The object of all justice systems should be, in the words of Gilbert and Sullivan: "To let the punishment fit the crime."
Systems of justice are more likely to achieve the dual objectives of punishment and deterrence when all can see that the severity of the punishment is appropriate to the seriousness of the violation — and when people understand the factors that went into determining that punishment.
Finra's decision to provide more explanation of the rationale for penalties levied on firms and individuals for violations of its rules and federal securities laws is therefore welcome.
The move was foreshadowed in February in a speech by Susan Schroeder, Finra's executive vice president for enforcement, and has now been demonstrated in a footnote in a settlement letter imposing a $4 million fine to Fifth Third Securities Inc. over the sale of variable annuities.

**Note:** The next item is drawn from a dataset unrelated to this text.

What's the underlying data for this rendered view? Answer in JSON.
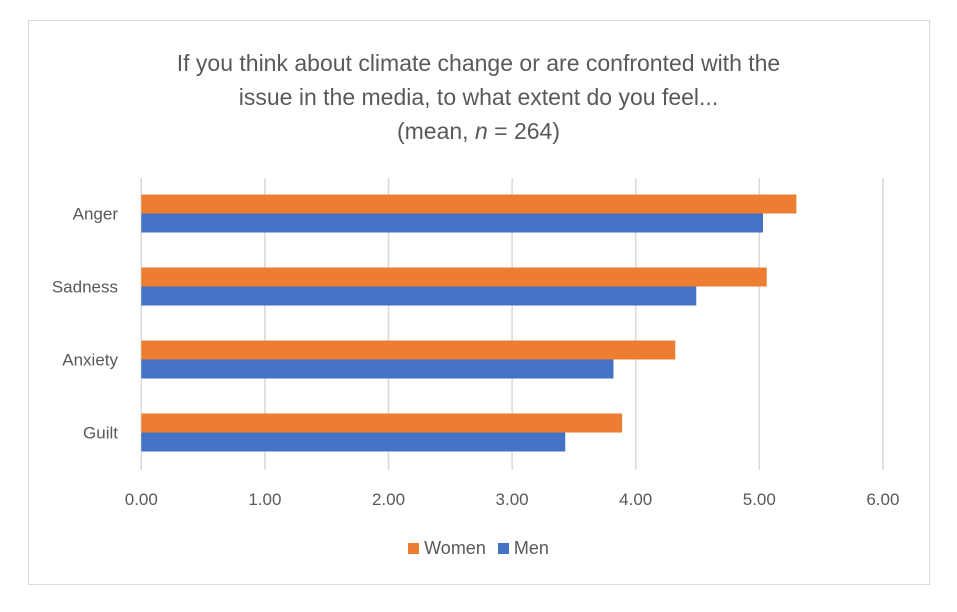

The footnote outlined the agency's reasons for the severity of the fine: the harm to customers caused by the firm's violations, the breadth and extended duration of the violations, and the firm's recidivism and its failure to comply with prior regulatory action.
It is apparent from the footnote that the punishment fits the violations and gives confidence that the aggravating aspects of the case have been weighed, the level of the penalty has been carefully considered and the penalty is fair.
This transparency adds credibility to Finra's enforcement actions and to the fairness of the penalties imposed. It will allow all in the industry to observe whether the penalties Finra imposes are consistent across cases and across time. In doing so, it also imposes discipline upon Finra to ensure that its penalties are consistent.
Finra's object all sublime, it shall achieve in time — to let the punishment fit the crime. (With apologies to Gilbert and Sullivan.)